Hmmm?? Why not "Mmmm!"? Just one crunch -- er, I mean, bite -- will tell you why. (Hint: if you ever wondered why Kellogg's doesn't make a chicken soup breakfast cereal, just give this a try.)

My other picture for the day comes from just down the street from us, on the rue Sarrette. This store specializes in very large sizes, as explained in the small print under Big and Nice.

Hold on a sec. What does nice mean? Does it mean that the clothing is both large and pleasant? Does it mean that the store owner is a friendly giant who sells clothing to NBA players and the obese? Or does it mean that only large and kind people are allowed to shop here?

In the case of the last question, what is the criteria for this? Do you merely have to be polite and jovial upon entrance into the store? Or do you have to document your niceness to be allowed to shop here? And how nice is nice enough? I envision a conversation something like this:

"Bonjour, monsieur! I see that you are a man of considerable size. Can you provide documentation of your niceness?"

"Well, I gave some money to that homeless guy out there..."

"Hmmmm. I guess that's a start. What else do you have?"

"Ummm ... I picked up after my dog after he did his business this morning."

"Yes, but that is the law.

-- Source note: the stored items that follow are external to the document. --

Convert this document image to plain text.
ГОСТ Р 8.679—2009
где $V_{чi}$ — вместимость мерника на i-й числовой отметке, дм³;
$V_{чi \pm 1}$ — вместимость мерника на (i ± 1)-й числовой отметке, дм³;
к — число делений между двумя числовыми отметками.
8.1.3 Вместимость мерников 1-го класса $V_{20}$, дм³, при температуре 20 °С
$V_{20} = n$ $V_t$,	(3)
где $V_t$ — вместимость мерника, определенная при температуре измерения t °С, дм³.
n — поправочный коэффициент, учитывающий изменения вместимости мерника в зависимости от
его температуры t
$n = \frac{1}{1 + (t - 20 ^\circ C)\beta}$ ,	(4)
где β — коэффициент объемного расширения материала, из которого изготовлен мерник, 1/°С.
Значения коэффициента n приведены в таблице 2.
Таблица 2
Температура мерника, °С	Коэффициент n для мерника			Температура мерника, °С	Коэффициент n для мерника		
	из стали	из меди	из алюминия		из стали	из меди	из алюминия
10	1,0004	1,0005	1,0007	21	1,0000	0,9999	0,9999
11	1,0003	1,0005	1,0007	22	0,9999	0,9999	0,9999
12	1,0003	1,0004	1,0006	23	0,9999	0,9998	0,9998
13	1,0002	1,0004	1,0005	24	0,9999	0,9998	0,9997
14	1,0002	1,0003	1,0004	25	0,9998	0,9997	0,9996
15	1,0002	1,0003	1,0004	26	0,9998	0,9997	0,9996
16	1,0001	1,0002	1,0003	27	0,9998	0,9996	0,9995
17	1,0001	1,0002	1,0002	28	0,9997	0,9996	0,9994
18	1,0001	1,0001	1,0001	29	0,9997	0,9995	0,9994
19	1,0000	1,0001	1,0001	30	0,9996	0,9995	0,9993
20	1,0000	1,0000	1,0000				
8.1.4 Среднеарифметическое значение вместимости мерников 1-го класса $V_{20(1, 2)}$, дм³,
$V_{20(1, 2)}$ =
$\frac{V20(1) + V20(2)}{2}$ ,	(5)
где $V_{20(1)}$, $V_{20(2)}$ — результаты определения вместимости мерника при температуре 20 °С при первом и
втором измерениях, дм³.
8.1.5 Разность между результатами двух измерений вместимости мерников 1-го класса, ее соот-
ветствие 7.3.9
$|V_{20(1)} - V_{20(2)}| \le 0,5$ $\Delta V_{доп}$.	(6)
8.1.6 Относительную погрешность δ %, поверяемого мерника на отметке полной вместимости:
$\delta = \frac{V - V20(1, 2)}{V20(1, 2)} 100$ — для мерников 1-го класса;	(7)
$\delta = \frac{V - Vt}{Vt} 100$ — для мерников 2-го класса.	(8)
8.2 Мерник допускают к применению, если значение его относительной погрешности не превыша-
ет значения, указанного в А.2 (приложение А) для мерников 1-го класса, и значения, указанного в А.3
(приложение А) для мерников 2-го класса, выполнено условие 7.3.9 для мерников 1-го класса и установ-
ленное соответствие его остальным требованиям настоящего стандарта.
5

You are expected to do that."

"Doesn't the fact that no one else in the entire country does make me a nice person?"

"No, it merely makes you a law-abiding citizen. And a bit of a goody-goody, if I might say so. What else do you have?"

"OK, OK, I have a letter from my mother that indicates my niceness in her presence."

"Let's see. [looks over letter] I'm sorry, monsieur, but there is no official stamp on this paper to indicate that your mother actually meant it. Do you have anything else?"

"No, that's all I have."

"Then I'm sorry, monsieur, but I cannot sell you my garments of unusual size. Please come back after you have saved a drowning child or resisted honking your horn while driving in Paris."

I suppose that if this scenario rings true, then the owner of Big and Nice should really invest in the "red light/green light" doorbell system that the banks use. I sure as heck wouldn't want to be the one who has to turn away a big and not nice person without some kind of bullet-proof glass between the two of us!

2 Comments:

At 21/11/05 19:37, Anonymous Anonymous said...

you know, the archaic meaning of nice is extremely precise and accurate.

perhaps one needs to be big and precise. precisely big?

accurately described as big?

bigly described as accurate?

eh, i got nothing.

 
At 22/11/05 20:46, Anonymous Anonymous said...

As a French woman, I'll venture to try to explain what possibly went through the owner's mind when he/she decided to name his store "big and nice".

As jodster rightly pointed out, we, French people, tend to mis-use the English language which -unfortunately - does not keep us from using it everyday to the point of altering its meaning sometimes...

This store's name might actually be a good example in this matter. As I understand it, "big & nice" means that you can be big AND nice at the same time thanks to the clothes they sell. My understanding is based on the fact that being fat in Europe is always associated with uglyness. Moreover, French people are very proud to be regarded as slim abroad.